Abstract

Abstract:

In October of 1927, fourteen men were assassinated by federal soldiers by the side of a highway outside of Mexico City. Among them was Francisco R. Serrano, a prominent general running for president in opposition to the re-election of former president Alvaro Obregón. Serrano and other anti-reelectionists regarded Obregón's potential return to power to be an unacceptable violation of the Mexican revolutionary prohibition against presidential reelection; they also feared a return to the personalist politics of the pre-revolutionary period. The government's justification for the killing of political dissidents, in what is now remembered as the Huitzilac Massacre, was that the anti-reelectionists were in open rebellion against the government, and that their executions were both just and necessary.

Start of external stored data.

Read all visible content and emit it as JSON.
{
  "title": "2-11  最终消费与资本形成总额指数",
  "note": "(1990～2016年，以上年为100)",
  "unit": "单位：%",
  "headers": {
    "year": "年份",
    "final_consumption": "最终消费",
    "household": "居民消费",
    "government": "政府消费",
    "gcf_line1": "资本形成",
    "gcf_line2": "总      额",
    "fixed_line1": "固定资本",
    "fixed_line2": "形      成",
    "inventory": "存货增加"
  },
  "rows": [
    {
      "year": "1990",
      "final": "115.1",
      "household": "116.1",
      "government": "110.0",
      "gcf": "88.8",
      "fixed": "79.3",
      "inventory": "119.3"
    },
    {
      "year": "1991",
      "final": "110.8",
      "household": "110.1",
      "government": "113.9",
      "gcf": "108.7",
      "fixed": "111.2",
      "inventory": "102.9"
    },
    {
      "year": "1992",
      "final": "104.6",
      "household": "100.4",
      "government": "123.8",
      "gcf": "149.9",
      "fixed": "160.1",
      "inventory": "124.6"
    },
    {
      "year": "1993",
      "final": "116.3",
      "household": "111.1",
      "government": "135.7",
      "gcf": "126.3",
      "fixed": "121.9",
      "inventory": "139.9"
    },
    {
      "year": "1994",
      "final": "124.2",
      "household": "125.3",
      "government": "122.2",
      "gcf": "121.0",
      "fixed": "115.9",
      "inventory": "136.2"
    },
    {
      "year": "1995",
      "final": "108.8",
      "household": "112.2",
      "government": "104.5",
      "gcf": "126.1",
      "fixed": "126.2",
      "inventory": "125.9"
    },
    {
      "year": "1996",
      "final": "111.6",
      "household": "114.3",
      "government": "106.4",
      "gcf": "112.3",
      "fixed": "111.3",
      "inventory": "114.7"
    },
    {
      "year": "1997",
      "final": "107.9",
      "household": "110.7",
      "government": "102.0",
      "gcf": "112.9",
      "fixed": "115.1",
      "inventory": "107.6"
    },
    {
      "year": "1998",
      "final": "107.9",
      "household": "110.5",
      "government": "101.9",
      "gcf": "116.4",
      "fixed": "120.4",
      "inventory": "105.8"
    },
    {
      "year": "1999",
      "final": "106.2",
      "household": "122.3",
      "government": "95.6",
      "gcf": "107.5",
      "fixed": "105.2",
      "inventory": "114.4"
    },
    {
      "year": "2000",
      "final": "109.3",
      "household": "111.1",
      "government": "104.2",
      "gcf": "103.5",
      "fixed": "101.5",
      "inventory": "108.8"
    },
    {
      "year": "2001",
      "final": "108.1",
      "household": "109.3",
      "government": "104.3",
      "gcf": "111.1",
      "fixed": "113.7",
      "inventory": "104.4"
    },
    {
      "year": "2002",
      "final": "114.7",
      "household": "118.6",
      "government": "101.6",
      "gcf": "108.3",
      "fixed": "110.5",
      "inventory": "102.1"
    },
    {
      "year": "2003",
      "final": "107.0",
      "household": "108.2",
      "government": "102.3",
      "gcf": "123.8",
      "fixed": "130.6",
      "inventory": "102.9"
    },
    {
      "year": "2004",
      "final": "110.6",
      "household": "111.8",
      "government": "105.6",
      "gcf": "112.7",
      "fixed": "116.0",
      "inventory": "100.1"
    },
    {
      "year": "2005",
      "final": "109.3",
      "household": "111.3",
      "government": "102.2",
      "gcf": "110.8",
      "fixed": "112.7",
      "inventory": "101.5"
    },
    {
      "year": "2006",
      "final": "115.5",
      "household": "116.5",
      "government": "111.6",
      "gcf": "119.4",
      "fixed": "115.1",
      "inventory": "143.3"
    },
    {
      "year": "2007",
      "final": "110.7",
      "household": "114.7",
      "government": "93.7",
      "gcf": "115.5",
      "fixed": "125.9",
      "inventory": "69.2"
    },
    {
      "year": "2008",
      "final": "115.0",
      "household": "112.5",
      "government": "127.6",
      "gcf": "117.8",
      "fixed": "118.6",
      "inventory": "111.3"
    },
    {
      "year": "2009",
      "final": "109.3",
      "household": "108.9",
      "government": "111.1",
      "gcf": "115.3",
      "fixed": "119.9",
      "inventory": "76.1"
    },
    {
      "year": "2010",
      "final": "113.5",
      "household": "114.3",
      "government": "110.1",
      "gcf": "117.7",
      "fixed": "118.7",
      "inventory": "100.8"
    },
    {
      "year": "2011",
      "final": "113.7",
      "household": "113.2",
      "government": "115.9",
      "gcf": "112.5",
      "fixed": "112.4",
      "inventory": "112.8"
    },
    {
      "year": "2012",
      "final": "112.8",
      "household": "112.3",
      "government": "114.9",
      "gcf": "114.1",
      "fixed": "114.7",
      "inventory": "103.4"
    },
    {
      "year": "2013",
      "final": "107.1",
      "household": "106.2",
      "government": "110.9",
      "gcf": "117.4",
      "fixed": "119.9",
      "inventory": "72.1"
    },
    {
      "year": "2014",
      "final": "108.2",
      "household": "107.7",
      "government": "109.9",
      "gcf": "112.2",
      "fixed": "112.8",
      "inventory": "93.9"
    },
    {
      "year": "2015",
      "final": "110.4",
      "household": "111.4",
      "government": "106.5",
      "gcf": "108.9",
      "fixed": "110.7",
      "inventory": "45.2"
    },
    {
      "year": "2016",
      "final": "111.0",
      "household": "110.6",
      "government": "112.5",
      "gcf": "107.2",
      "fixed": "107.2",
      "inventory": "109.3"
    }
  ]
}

Yet the victims had not been tried or convicted of any crime, nor were their assassins. Eight years later, at a moment of momentous political transition in Mexico, the federal government itself impelled the army to investigate the massacre for the first time. This article is based on the military's records of its yearlong investigation of 1937–8, which were briefly made available to the public for the first time in 2010. It demonstrates that the reformist government of Lázaro Cárdenas (1934–40) turned the massacre from a political liability into a valuable asset, as the investigation of the killings became a powerful symbol of his government's broader, public repudiation of intra-elite and state-sponsored violence in Mexico's recent past. It argues that the Cardenistas' explicit turn away from political violence was an essential part of an ongoing process of postrevolutionary political consolidation, but that the Huitzilac case also ultimately set a precedent of effective criminal impunity for agents of state-sponsored violence, including members of the military, thus further complicating the history of Mexico's postrevolutionary demilitarization of politics.